Wealthy customers have the option of replacing high power electrical appliances with equivalent gas units. If your house is supplied with gas, you can consider purchasing a modest gas stove and a gas water heater for a total of about $1,000. Installation of the stove may be do-it-yourself, but the water heater installation could easily cost over $500. Unfortunately, the success of this substitution depends on your gas company’s never adding a “demand” charge!

APS and other electrical suppliers may suggest installing a “load shedding” system. Hardware cost alone for such a system is beyond most middle-class homeowners, and the installation cost will be prohibitive because you must hire an electrical contractor for the job.

Now for some mathematics. APS defines the “demand” itself as the “average kW supplied during the 60-minute period of maximum use during the customer’s On-Peak hours”.  Recall that demand is measured in kilowatts; the new demand charge is in addition to the (regular) energy charge measured in kilowatt-hours.

For an easy example, assume for simplicity that you draw one kilowatt continuously all day every day for a one “month” billing cycle except for five minutes on one day when I draw ten kilowatts.  What is your “demand” (in kilowatts)? It is 1.75 kW, based on an average over 60 minutes, as follows: ((1 kW x 55 minutes) + (10 kW x 5 minutes)) x (1 hour / 60 minutes) = (55 kW-minutes + 50 kW-minutes) x (1 hour / 60 minutes) = 105/60 kW = 1.75 kW. Note that if you are a customer of the Salt River Project (SRP), your demand would double to 3.50 kW because SRP averages over only 30 minutes.

Here is another example, based on a slight simplification of the performance of an electrical stove. For simplicity, assume that your load is zero for an entire billing cycle except for the following appliance operation, which occurs once a day during the same hour every day.
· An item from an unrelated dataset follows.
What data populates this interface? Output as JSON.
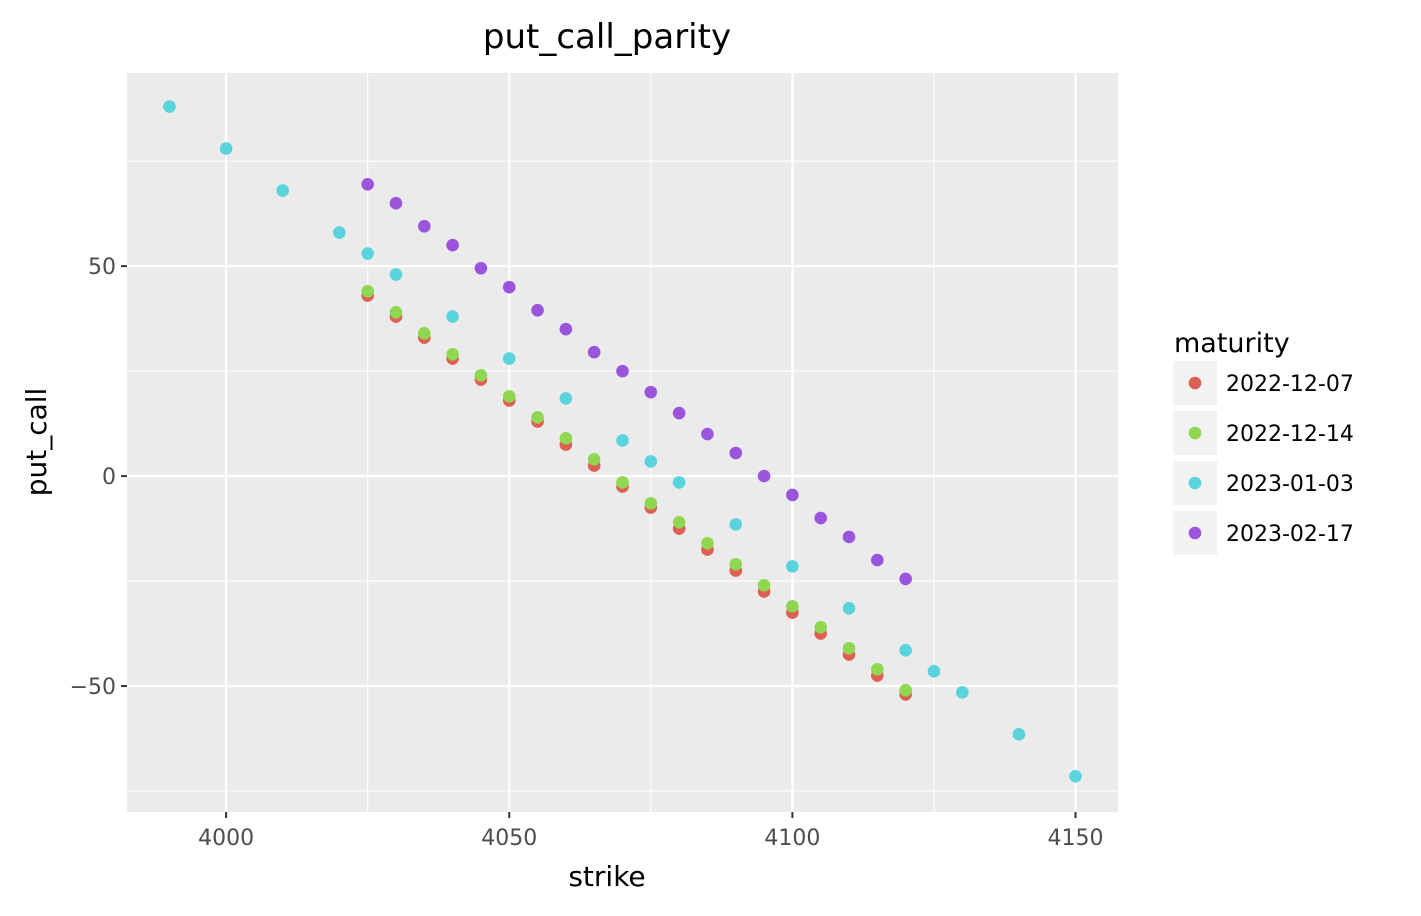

The entire load is an electrical stove with three elements in use: two surface units at 3.0 kW and one oven element (for simplicity) also at 3.0 kW.  The stove is on for exactly 60 minutes every day, but the three elements are thermostatically controlled and cycle on and off independently of one another.  Each element cycles continuously for the 60 minutes and is on for five minutes and then off for ten minutes.  Is the demand calculable from the foregoing information, or does the demand depend on statistics regarding how the three loads overlap?

The demand is easily calculable, because the overlap, which varies greatly over time, does not matter at all.  Each heating element is on one-third of the time and off two-thirds of the time, and each one goes through four cycles during the 60 minute averaging period. Therefore, each element has an average demand of 1/3 of 3.0 kW or 1.0 kW, so that the total demand is three times that or 3.0 kW, independent of the overlap. (As long as each element goes through the same number of cycles, the foregoing calculation is correct.)

To be fair to APS, I understand that they intend to offer a plan similar to their present ECT-2 in the tariff. It has a high summer demand charge rate ($13.50 per kilowatt) but a lower rate for energy (5.7 cents average per kilowatt-hour instead of 13.4 average cents per kWh). If you have the money to purchase and install a computerized load-shedding system to control your demand and the expertise to maintain it, it is theoretically possible to save money, but you will be entering a gambling casino operated by APS. As with most casinos, the odds are against the gambler!

To avoid bankruptcy, switch to gas or install a load shedder. Better yet, file a motion with the Arizona Corporation Commission (ACC) to “intervene” in APS Docket No. 16-0036 as a ratepayer. There is no charge to participate in ACC proceedings, and you don’t need a lawyer!